Ülkemiz; özgürlükçü, çoğulcu, barışçı, demokratik, laik anlayış ortak paydasında, hukukun uluslararası ilkeleri ve değerleri ile örülmüş yeni bir anayasaya kavuşmadıkça, keza seçim barajları kaldırılarak toplumun bütün kesimlerinin siyasal temsiline olanak tanıyan bir Seçim Yasası benimsenmedikçe sürekli kriz üreten bu yapıyı ve krizden beslenen odakları etkisiz kılmak mümkün değildir.
Oysa son günlerde yaşananlar, olması gerekenin tam aksine, ” vesayet demokrasisi “nin açık darbeye dönüştürülmesi için bahaneler arandığını gösteriyor. Bizler, laik cumhuriyetin muhtıralara yaslanarak değil ancak daha fazla demokrasi içinde yaşatılacağına inanıyoruz.

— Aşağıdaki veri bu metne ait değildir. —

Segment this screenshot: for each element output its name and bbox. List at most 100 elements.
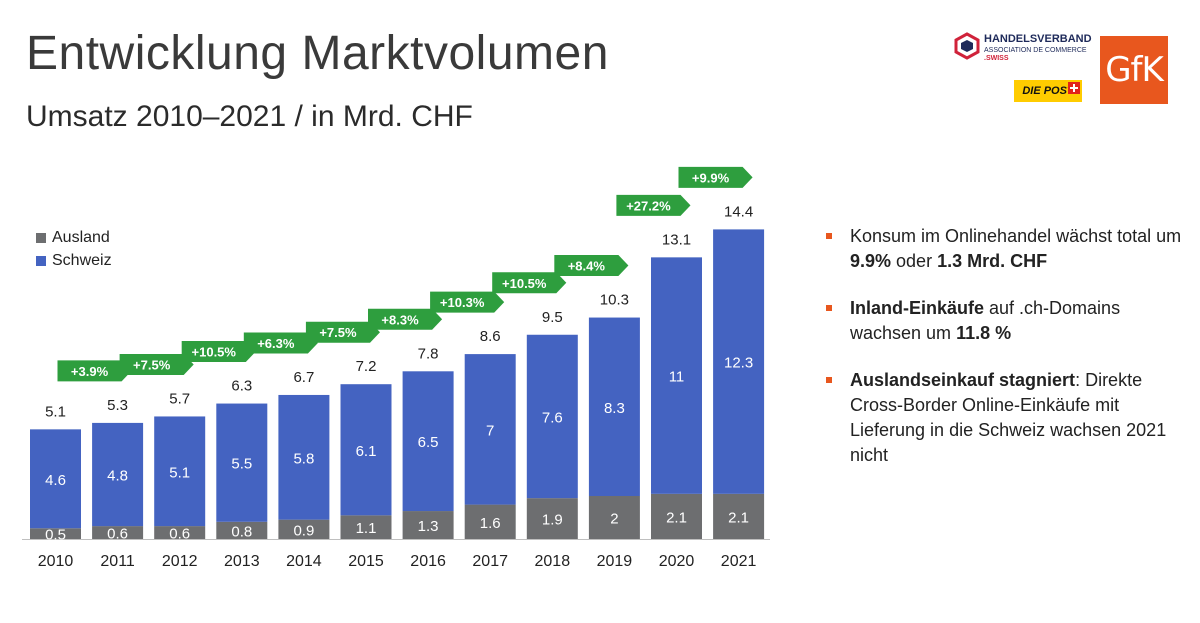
data-label-ausland: 1.1 (356, 520, 377, 537)
die-post-text: DIE POST (1022, 85, 1074, 97)
bar-ausland (402, 511, 454, 539)
bar-ausland (651, 493, 702, 539)
bar-schweiz (402, 371, 454, 512)
data-label-total: 9.5 (542, 309, 563, 326)
growth-label: +9.9% (692, 170, 730, 185)
data-label-schweiz: 7.6 (542, 409, 563, 426)
x-tick-label: 2014 (286, 553, 322, 570)
bar-schweiz (713, 229, 765, 494)
data-label-total: 14.4 (724, 203, 753, 220)
growth-label: +10.5% (192, 345, 237, 360)
bar-schweiz (651, 257, 702, 494)
bar-schweiz (526, 334, 578, 499)
data-label-ausland: 2 (610, 511, 618, 528)
growth-badge (492, 272, 567, 294)
growth-label: +27.2% (626, 198, 671, 213)
growth-label: +8.3% (381, 312, 419, 327)
data-label-schweiz: 8.3 (604, 400, 625, 417)
data-label-total: 7.2 (356, 358, 377, 375)
bullet-item: Auslandseinkauf stagniert: Direkte Cross… (822, 368, 1182, 468)
bar-ausland (588, 496, 640, 539)
bar-schweiz (464, 354, 516, 505)
x-tick-label: 2010 (38, 553, 74, 570)
growth-badge (678, 166, 753, 188)
data-label-schweiz: 5.8 (293, 450, 314, 467)
x-tick-label: 2017 (472, 553, 508, 570)
gfk-logo: GfK (1100, 36, 1168, 104)
data-label-schweiz: 5.5 (231, 456, 252, 473)
growth-badge (616, 194, 691, 216)
x-tick-label: 2019 (597, 553, 633, 570)
bullet-bold: Inland-Einkäufe (850, 298, 985, 318)
page-subtitle: Umsatz 2010–2021 / in Mrd. CHF (26, 100, 473, 133)
data-label-schweiz: 6.1 (356, 443, 377, 460)
bullet-text: oder (891, 251, 938, 271)
bullet-bold: 1.3 Mrd. CHF (937, 251, 1048, 271)
legend-label-schweiz: Schweiz (52, 251, 112, 269)
data-label-ausland: 2.1 (728, 509, 749, 526)
gfk-text: GfK (1105, 50, 1164, 90)
bullet-marker-icon (826, 233, 832, 239)
growth-badge (243, 332, 318, 354)
growth-label: +7.5% (319, 325, 357, 340)
die-post-logo: DIE POST (1014, 80, 1082, 102)
bullet-text: auf .ch-Domains wachsen um (850, 298, 1121, 343)
x-tick-label: 2011 (100, 553, 135, 570)
bullet-bold: Auslandseinkauf stagniert (850, 370, 1076, 390)
growth-label: +10.3% (440, 295, 485, 310)
bullet-marker-icon (826, 305, 832, 311)
bullet-item: Inland-Einkäufe auf .ch-Domains wachsen … (822, 296, 1182, 346)
data-label-ausland: 1.3 (418, 518, 439, 535)
bar-schweiz (588, 317, 640, 496)
x-tick-label: 2013 (224, 553, 260, 570)
bar-ausland (526, 498, 578, 539)
data-label-ausland: 0.6 (169, 526, 190, 543)
data-label-ausland: 0.8 (231, 523, 252, 540)
hexagon-icon (954, 32, 980, 60)
bullet-bold: 11.8 % (956, 323, 1012, 343)
data-label-schweiz: 12.3 (724, 355, 753, 372)
bar-schweiz (340, 384, 392, 516)
bar-ausland (30, 528, 81, 539)
growth-label: +8.4% (568, 259, 606, 274)
data-label-ausland: 0.6 (107, 526, 128, 543)
data-label-ausland: 1.6 (480, 515, 501, 532)
data-label-ausland: 2.1 (666, 509, 687, 526)
bar-schweiz (154, 416, 206, 527)
swiss-cross-icon (1068, 82, 1080, 94)
legend-swatch-ausland (36, 232, 46, 243)
data-label-ausland: 0.5 (45, 527, 66, 544)
data-label-schweiz: 11 (669, 369, 685, 386)
bullet-bold: 9.9% (850, 251, 892, 271)
data-label-total: 7.8 (418, 345, 439, 362)
stacked-bar-chart: 0.5 4.6 5.1 2010 0.6 4.8 5.3 2011 0.6 5.1 5.7 2012 0… (22, 166, 770, 570)
growth-label: +3.9% (71, 364, 109, 379)
handelsverband-swiss: .SWISS (984, 55, 1009, 62)
data-label-total: 6.7 (293, 369, 314, 386)
bar-schweiz (30, 429, 81, 529)
chart-legend: Ausland Schweiz (36, 226, 112, 272)
data-label-ausland: 0.9 (293, 522, 314, 539)
data-label-schweiz: 6.5 (418, 434, 439, 451)
bullet-text: Konsum im Onlinehandel wächst total um (850, 226, 1182, 246)
growth-badge (305, 321, 380, 343)
x-tick-label: 2015 (348, 553, 384, 570)
bar-schweiz (216, 403, 268, 522)
bar-ausland (713, 493, 765, 539)
x-tick-label: 2012 (162, 553, 198, 570)
growth-badge (554, 255, 629, 277)
bar-ausland (340, 515, 392, 539)
data-label-total: 5.3 (107, 397, 128, 414)
bar-ausland (464, 504, 516, 539)
legend-label-ausland: Ausland (52, 228, 110, 246)
data-label-schweiz: 7 (486, 422, 494, 439)
growth-label: +10.5% (502, 276, 547, 291)
bullet-text: : Direkte Cross-Border Online-Einkäufe m… (850, 370, 1167, 465)
data-label-schweiz: 4.6 (45, 472, 66, 489)
bar-ausland (278, 519, 330, 539)
key-findings-list: Konsum im Onlinehandel wächst total um 9… (822, 224, 1182, 490)
data-label-total: 8.6 (480, 328, 501, 345)
bullet-marker-icon (826, 377, 832, 383)
legend-swatch-schweiz (36, 255, 46, 266)
growth-badge (57, 360, 132, 382)
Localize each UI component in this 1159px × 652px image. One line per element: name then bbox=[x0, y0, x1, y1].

“Ne mutlu Türküm demeyenler düşmandır” diyebilenlere yanıtımız açıktır: Düşman değil, tersine bu ülkenin sorumlu ve duyarlı yurttaşlarıyız ve yaratılan bu ortamda asla mutlu değiliz.
Özgür, demokratik, laik Türkiye’yi korumaya kararlı yurttaşlar olarak demokrasiyi yok etmeye yönelen her türlü müdahaleye karşı direnme hakkına sahip olduğumuzu açıkça belirtiyoruz.